© Reuters. FILE PHOTO: In this picture a 3D printed oil pump jack is placed on dollar banknotes
By Devika Krishna Kumar and Stephanie Kelly
NEW YORK (Reuters) – The oil market has risen nearly 40% in the past two months, taking benchmarks to a nine-month high. This is a euphoric response to advances in COVID-19 vaccines, with investors believing the end of the coronavirus pandemic is imminent.
However, reality hit back on Monday with a sell-off sparked by the surge in cases in the UK. Infection rates are lowest in many countries and vaccine distribution is proving slow, meaning cycles of lockdowns and travel restrictions continue and fuel demand remains tepid for many months.
That said, most of the rally is already in the rearview mirror, dealers and brokers said. hit a nine-month high of $ 52.48 a barrel last week but was down as much as 4% on Monday as prices topped $ 49 a barrel before slipping.
“Even when traders see stability, the unexpected can always happen and inflated prices show their glass legs,” said Louise Dickson, oil market analyst at Rystad Energy.
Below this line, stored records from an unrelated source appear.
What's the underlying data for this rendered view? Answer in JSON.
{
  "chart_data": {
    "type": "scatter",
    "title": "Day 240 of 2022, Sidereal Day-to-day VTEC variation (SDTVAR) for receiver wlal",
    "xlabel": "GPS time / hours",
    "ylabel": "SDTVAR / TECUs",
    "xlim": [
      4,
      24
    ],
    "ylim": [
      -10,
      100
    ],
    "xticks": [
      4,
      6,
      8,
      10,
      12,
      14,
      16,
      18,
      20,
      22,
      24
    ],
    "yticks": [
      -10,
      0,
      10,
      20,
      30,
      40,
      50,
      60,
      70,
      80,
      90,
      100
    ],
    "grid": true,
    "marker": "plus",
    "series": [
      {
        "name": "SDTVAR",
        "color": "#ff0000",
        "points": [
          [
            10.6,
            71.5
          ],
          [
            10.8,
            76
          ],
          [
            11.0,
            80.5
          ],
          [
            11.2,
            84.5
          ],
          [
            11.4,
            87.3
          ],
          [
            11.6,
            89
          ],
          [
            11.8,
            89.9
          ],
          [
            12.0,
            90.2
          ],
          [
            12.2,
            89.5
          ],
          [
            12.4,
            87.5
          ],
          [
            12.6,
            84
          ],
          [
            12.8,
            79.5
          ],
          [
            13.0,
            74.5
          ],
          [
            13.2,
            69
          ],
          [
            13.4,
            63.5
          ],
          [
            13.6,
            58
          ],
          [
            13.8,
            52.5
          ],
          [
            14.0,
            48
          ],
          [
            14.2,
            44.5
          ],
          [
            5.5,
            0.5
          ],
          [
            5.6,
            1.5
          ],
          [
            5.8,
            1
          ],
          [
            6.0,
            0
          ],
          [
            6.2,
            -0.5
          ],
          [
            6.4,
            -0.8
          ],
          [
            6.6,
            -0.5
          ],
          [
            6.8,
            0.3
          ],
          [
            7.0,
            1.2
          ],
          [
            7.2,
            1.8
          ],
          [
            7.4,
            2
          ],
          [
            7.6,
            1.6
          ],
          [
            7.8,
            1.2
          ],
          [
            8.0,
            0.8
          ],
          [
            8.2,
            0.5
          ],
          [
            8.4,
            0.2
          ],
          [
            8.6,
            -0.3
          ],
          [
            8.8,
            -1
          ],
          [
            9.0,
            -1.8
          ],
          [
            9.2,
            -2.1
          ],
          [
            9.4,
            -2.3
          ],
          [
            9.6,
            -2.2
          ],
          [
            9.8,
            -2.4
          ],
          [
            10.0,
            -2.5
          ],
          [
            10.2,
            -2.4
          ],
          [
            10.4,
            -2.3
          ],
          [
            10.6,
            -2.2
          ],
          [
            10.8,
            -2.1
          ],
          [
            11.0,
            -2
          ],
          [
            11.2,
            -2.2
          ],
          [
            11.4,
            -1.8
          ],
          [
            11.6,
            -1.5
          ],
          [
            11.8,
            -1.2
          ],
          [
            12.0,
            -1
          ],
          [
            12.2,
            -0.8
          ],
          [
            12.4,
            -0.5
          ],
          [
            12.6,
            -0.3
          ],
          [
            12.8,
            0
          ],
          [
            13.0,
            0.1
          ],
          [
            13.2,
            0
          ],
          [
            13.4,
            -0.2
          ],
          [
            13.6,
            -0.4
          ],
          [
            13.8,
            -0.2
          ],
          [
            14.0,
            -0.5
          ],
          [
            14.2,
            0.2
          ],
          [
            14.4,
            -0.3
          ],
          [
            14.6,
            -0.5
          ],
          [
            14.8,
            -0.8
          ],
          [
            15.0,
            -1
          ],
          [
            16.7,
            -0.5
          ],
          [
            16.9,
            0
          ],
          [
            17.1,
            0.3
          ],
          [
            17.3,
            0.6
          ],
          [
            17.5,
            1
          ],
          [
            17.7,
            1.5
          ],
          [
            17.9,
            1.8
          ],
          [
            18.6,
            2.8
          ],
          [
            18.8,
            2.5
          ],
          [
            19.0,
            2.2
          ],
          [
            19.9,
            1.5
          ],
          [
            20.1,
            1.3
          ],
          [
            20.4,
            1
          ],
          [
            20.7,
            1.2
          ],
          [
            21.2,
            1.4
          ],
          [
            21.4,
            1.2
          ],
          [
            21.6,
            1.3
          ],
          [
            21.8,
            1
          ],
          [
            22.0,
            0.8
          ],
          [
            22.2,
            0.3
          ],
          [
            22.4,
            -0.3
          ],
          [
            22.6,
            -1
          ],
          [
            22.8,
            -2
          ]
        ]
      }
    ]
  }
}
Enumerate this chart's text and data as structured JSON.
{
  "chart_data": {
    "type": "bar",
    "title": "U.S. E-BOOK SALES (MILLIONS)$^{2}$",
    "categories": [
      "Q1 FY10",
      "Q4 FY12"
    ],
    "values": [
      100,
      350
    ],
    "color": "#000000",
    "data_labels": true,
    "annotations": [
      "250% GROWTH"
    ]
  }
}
The market has rallied sharply since the spring when a combination of a price war between Saudi Arabia and Russia and a slump in demand due to the coronavirus pandemic brought Brent below $ 20 a barrel and sent US futures into turmoil, with you nadir at negative 40 USD was a barrel.
The rally accelerated in the last two months of the year after several drug manufacturers announced strong responses to vaccine trials, raising hopes that life would return to near pre-pandemic normalcy.
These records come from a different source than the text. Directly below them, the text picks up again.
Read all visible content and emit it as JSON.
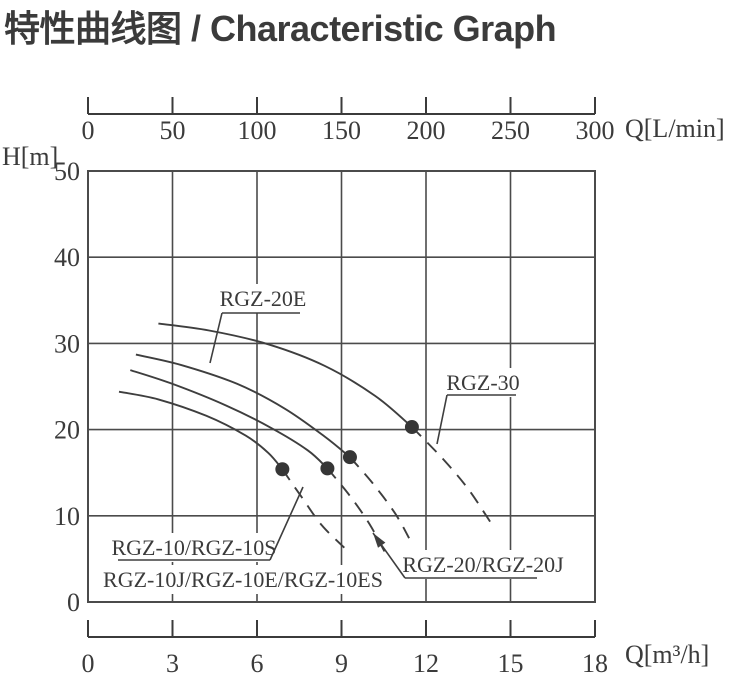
{
  "title": "特性曲线图 / Characteristic Graph",
  "colors": {
    "ink": "#3b3b3b",
    "grid": "#4b4b4b",
    "curve": "#3e3e3e",
    "dot": "#363636",
    "background": "#ffffff"
  },
  "chart_data": {
    "type": "line",
    "title": "特性曲线图 / Characteristic Graph",
    "grid": true,
    "legend_position": "inline-callouts",
    "axes": {
      "top": {
        "label": "Q[L/min]",
        "ticks": [
          0,
          50,
          100,
          150,
          200,
          250,
          300
        ],
        "range": [
          0,
          300
        ]
      },
      "left": {
        "label": "H[m]",
        "ticks": [
          50,
          40,
          30,
          20,
          10,
          0
        ],
        "range": [
          0,
          50
        ]
      },
      "bottom": {
        "label": "Q[m³/h]",
        "ticks": [
          0,
          3,
          6,
          9,
          12,
          15,
          18
        ],
        "range": [
          0,
          18
        ]
      }
    },
    "series": [
      {
        "name": "RGZ-10/RGZ-10S (RGZ-10J/RGZ-10E/RGZ-10ES)",
        "label_lines": [
          "RGZ-10/RGZ-10S",
          "RGZ-10J/RGZ-10E/RGZ-10ES"
        ],
        "solid": [
          [
            1.1,
            24.4
          ],
          [
            2.5,
            23.5
          ],
          [
            4.2,
            21.6
          ],
          [
            5.6,
            19.3
          ],
          [
            6.4,
            17.3
          ],
          [
            6.9,
            15.4
          ]
        ],
        "dashed": [
          [
            6.9,
            15.4
          ],
          [
            7.6,
            12.1
          ],
          [
            8.3,
            8.9
          ],
          [
            9.1,
            6.3
          ]
        ],
        "rated_point": [
          6.9,
          15.4
        ]
      },
      {
        "name": "RGZ-20/RGZ-20J",
        "label_lines": [
          "RGZ-20/RGZ-20J"
        ],
        "solid": [
          [
            1.5,
            26.9
          ],
          [
            3.0,
            25.3
          ],
          [
            4.9,
            22.8
          ],
          [
            6.5,
            20.2
          ],
          [
            7.8,
            17.6
          ],
          [
            8.5,
            15.5
          ]
        ],
        "dashed": [
          [
            8.5,
            15.5
          ],
          [
            9.3,
            12.3
          ],
          [
            10.0,
            9.0
          ],
          [
            10.6,
            5.4
          ]
        ],
        "rated_point": [
          8.5,
          15.5
        ]
      },
      {
        "name": "RGZ-20E",
        "label_lines": [
          "RGZ-20E"
        ],
        "solid": [
          [
            1.7,
            28.7
          ],
          [
            3.3,
            27.5
          ],
          [
            5.3,
            25.3
          ],
          [
            7.0,
            22.4
          ],
          [
            8.4,
            19.2
          ],
          [
            9.3,
            16.8
          ]
        ],
        "dashed": [
          [
            9.3,
            16.8
          ],
          [
            10.1,
            13.8
          ],
          [
            10.9,
            10.3
          ],
          [
            11.4,
            7.4
          ]
        ],
        "rated_point": [
          9.3,
          16.8
        ]
      },
      {
        "name": "RGZ-30",
        "label_lines": [
          "RGZ-30"
        ],
        "solid": [
          [
            2.5,
            32.3
          ],
          [
            4.3,
            31.5
          ],
          [
            6.4,
            29.9
          ],
          [
            8.4,
            27.4
          ],
          [
            10.2,
            23.9
          ],
          [
            11.5,
            20.3
          ]
        ],
        "dashed": [
          [
            11.5,
            20.3
          ],
          [
            12.6,
            16.6
          ],
          [
            13.5,
            13.1
          ],
          [
            14.3,
            9.2
          ]
        ],
        "rated_point": [
          11.5,
          20.3
        ]
      }
    ]
  }
}
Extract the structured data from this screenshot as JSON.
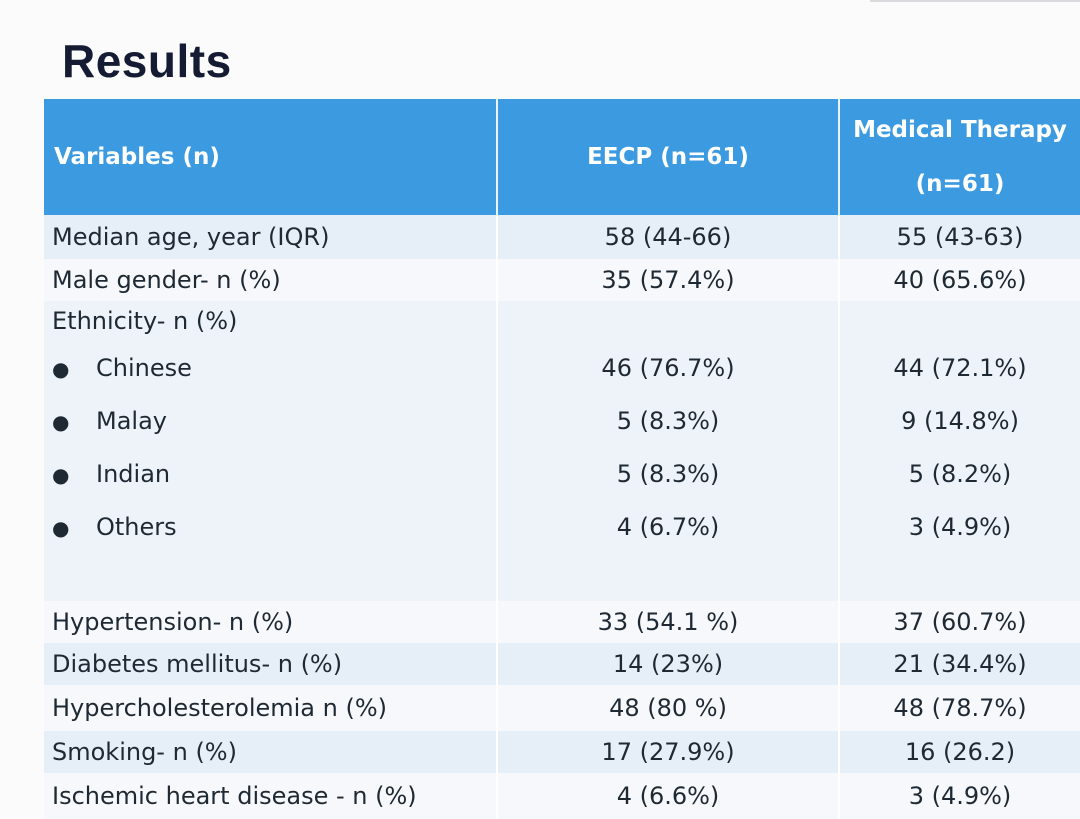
{
  "title": "Results",
  "table": {
    "headers": {
      "variables": "Variables (n)",
      "eecp": "EECP (n=61)",
      "mt_line1": "Medical Therapy",
      "mt_line2": "(n=61)"
    },
    "rows": [
      {
        "label": "Median age, year (IQR)",
        "eecp": "58 (44-66)",
        "mt": "55 (43-63)"
      },
      {
        "label": "Male gender- n (%)",
        "eecp": "35 (57.4%)",
        "mt": "40 (65.6%)"
      },
      {
        "label": "Ethnicity- n (%)",
        "eecp": "",
        "mt": ""
      },
      {
        "label": "Chinese",
        "eecp": "46 (76.7%)",
        "mt": "44 (72.1%)"
      },
      {
        "label": "Malay",
        "eecp": "5 (8.3%)",
        "mt": "9 (14.8%)"
      },
      {
        "label": "Indian",
        "eecp": "5 (8.3%)",
        "mt": "5 (8.2%)"
      },
      {
        "label": "Others",
        "eecp": "4 (6.7%)",
        "mt": "3 (4.9%)"
      },
      {
        "label": "Hypertension- n (%)",
        "eecp": "33 (54.1 %)",
        "mt": "37 (60.7%)"
      },
      {
        "label": "Diabetes mellitus- n (%)",
        "eecp": "14 (23%)",
        "mt": "21 (34.4%)"
      },
      {
        "label": "Hypercholesterolemia n (%)",
        "eecp": "48 (80 %)",
        "mt": "48 (78.7%)"
      },
      {
        "label": "Smoking- n (%)",
        "eecp": "17 (27.9%)",
        "mt": "16 (26.2)"
      },
      {
        "label": "Ischemic heart disease - n (%)",
        "eecp": "4 (6.6%)",
        "mt": "3 (4.9%)"
      }
    ]
  }
}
According to analysts, the fundamentals of the energy market remain cautious. The Organization of Petroleum Exporting Countries (OPEC) and the International Energy Agency (IEA) have revised their estimates of oil demand lower for next year, the latter warning that global markets remain fragile.
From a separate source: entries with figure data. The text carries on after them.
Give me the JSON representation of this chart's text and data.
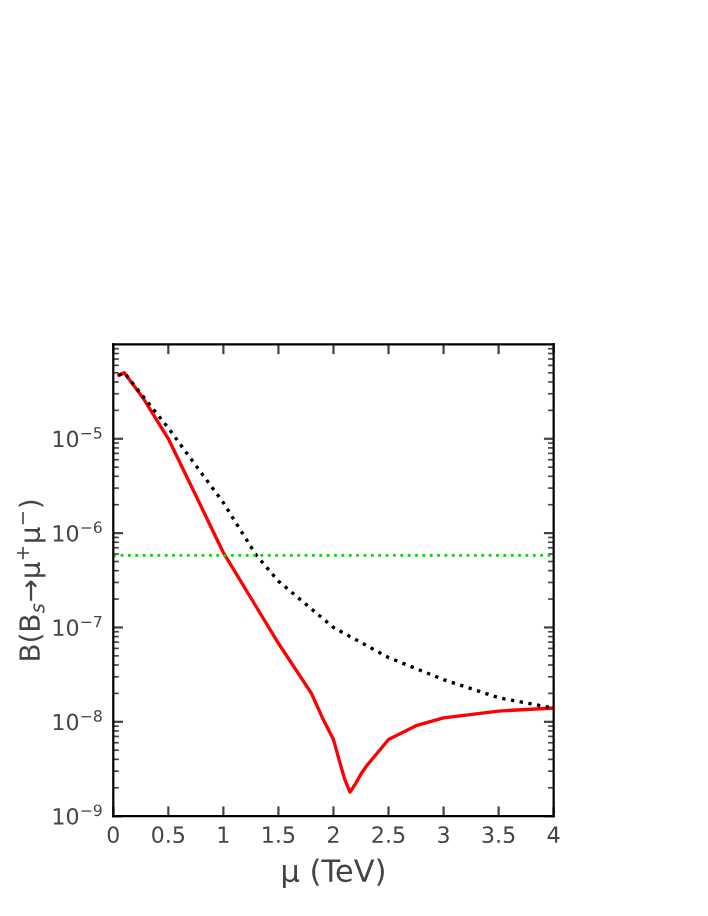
{
  "chart_data": {
    "type": "line",
    "xlabel": "μ (TeV)",
    "ylabel": "B(B$_{s}$→μ$^{+}$μ$^{−}$)",
    "log": "y",
    "xlim": [
      0,
      4
    ],
    "ylim": [
      1e-09,
      0.0001
    ],
    "xticks": [
      0,
      0.5,
      1,
      1.5,
      2,
      2.5,
      3,
      3.5,
      4
    ],
    "yticks": [
      {
        "value": 1e-09,
        "label": "10$^{−9}$"
      },
      {
        "value": 1e-08,
        "label": "10$^{−8}$"
      },
      {
        "value": 1e-07,
        "label": "10$^{−7}$"
      },
      {
        "value": 1e-06,
        "label": "10$^{−6}$"
      },
      {
        "value": 1e-05,
        "label": "10$^{−5}$"
      }
    ],
    "grid": false,
    "legend": false,
    "series": [
      {
        "color": "#ff0000",
        "line_style": "solid",
        "x": [
          0.05,
          0.1,
          0.28,
          0.5,
          0.75,
          1.0,
          1.5,
          1.8,
          1.9,
          2.0,
          2.05,
          2.1,
          2.15,
          2.2,
          2.25,
          2.3,
          2.4,
          2.5,
          2.75,
          3.0,
          3.5,
          4.0
        ],
        "values": [
          4.7e-05,
          5e-05,
          2.6e-05,
          1e-05,
          2.5e-06,
          6.2e-07,
          6.8e-08,
          2e-08,
          1.1e-08,
          6.5e-09,
          4e-09,
          2.5e-09,
          1.8e-09,
          2.2e-09,
          2.8e-09,
          3.4e-09,
          4.7e-09,
          6.5e-09,
          9.1e-09,
          1.1e-08,
          1.3e-08,
          1.4e-08
        ]
      },
      {
        "color": "#000000",
        "line_style": "dotted",
        "x": [
          0.05,
          0.1,
          0.5,
          0.75,
          1.0,
          1.3,
          1.5,
          2.0,
          2.5,
          3.0,
          3.5,
          4.0
        ],
        "values": [
          4.7e-05,
          5e-05,
          1.3e-05,
          5.2e-06,
          2.1e-06,
          5.8e-07,
          3.1e-07,
          1e-07,
          4.8e-08,
          2.8e-08,
          1.8e-08,
          1.4e-08
        ]
      }
    ],
    "ref_lines": [
      {
        "axis": "y",
        "value": 5.8e-07,
        "color": "#00dd00",
        "line_style": "dotted"
      }
    ]
  }
}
Oil companies have scaled back their expected investments for the coming year, and several companies have given poor prospects in response to demand. BP (NYSE 🙂 does not see in its forecasts for the coming year that refinery processing in its most optimistic scenario will reach pre-COVID levels for a few years.
The current gasoline refining margin of $ 9.52 a barrel is lower than all but two of the past 10 years for this time of year.
“We see global refining margins as the main fundamental driver of crude oil prices over the next cycle,” said Michael Tran, an analyst at RBC Capital Markets, in a statement last week.
OPEC and its allies agreed this month to reduce supply cuts, which will give the world market more oil. US producers are also increasing supply as energy companies added oil and drilling rigs for the fourth straight week last week.
Monday’s decline could also cause more hedge funds to unload positions after accumulating in bullish bets since early November.
Speculators, including hedge funds and other money managers, have increased net long positions in US crude oil futures and options by more than 25% in the past six weeks. Technical signals suggest that Brent prices were recently overbought.
One ray of hope: the physical qualities have held up worldwide as China continues to make purchases. China’s crude oil throughput rose 3.2% year over year to a daily record in November.
Oil time spreads, an indicator of future market fundamentals, have rebounded, suggesting that supply will even out by early next year. (Graphic: https://tmsnrt.rs/3rjuZZG)
The January-June US crude oil futures spread has narrowed in recent weeks. Currently, January futures are trading at 35 cents under the June futures, compared to $ 2 under the June futures last month. This is a signal that investors now expect inventory levels to decline in the first half of 2021.
For the end of 2021, however, June barrels will be trading almost 80 cents per barrel higher than December barrels. This suggests that oversupply could return by the end of next year, especially as OPEC boosts production.